PSD2 will enable banks and other organisations to access a wide variety of customer data, including transaction history and balances. With these insights, organisations will be able to improve personalisation.
Data and the ability to analyse it in real time is the cornerstone of personalisation as it enables organisations to deliver unique services and meaningful insights: 83% of respondents to a recent Earnix survey believe it will be common within five years for banks to offer data analytics-based services to help customers manage their lives, not just their finances, more effectively. The use of data analytics to offer new value-added, insight-based services will be critical to maintain margins over the next five years. This will be increasingly important as competition intensifies.
Not only will data enable banks to more effectively ‘slice and dice’ their customer base, understanding different groupings and targeting specific products at them, but it also enables banks to become more proactive. By analysing data in real time, banks can offer personalised services such as pre-approved mortgages, personal loans, and other products to customers. Previously such services were customer-driven; a customer would approach a bank for a product, such as a mortgage or personal loan.
With advanced data analytics, a bank should be able to pre-empt a customer’s needs. By analysing transaction data, a bank could quickly identify when a customer would benefit from a particular product or new account type. Just as online providers such as Amazon suggest other products its customers may like, so too could banks proactively offer complementary or related products that match the customer’s circumstances.

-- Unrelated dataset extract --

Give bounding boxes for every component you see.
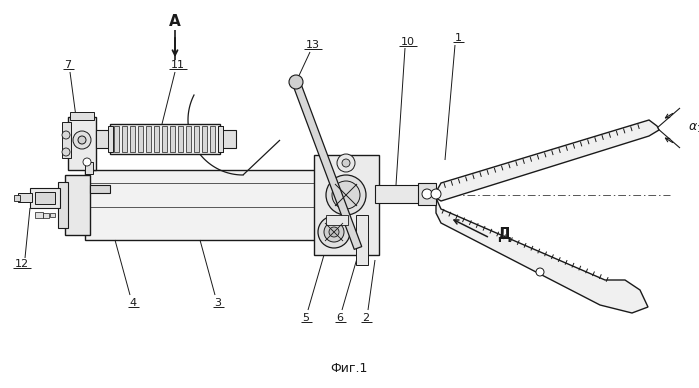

Analytics will also help banks to more closely manage their relationship with customers. Transactions may indicate that a customer might move to another institution; analytics and access to third party data will aid a bank in more accurately understanding the current relationship value and the lifetime customer value. Also, banks will be able to target customer segments that are most likely to move more activity and assets to the bank.
Personalised experiences and products powered by advanced analytics and machine learning will be key to woo customers in this new era of extreme competition. Analytics platforms empower bankers to make faster and more informed decisions, driving personalized customer engagements while meeting their business objectives.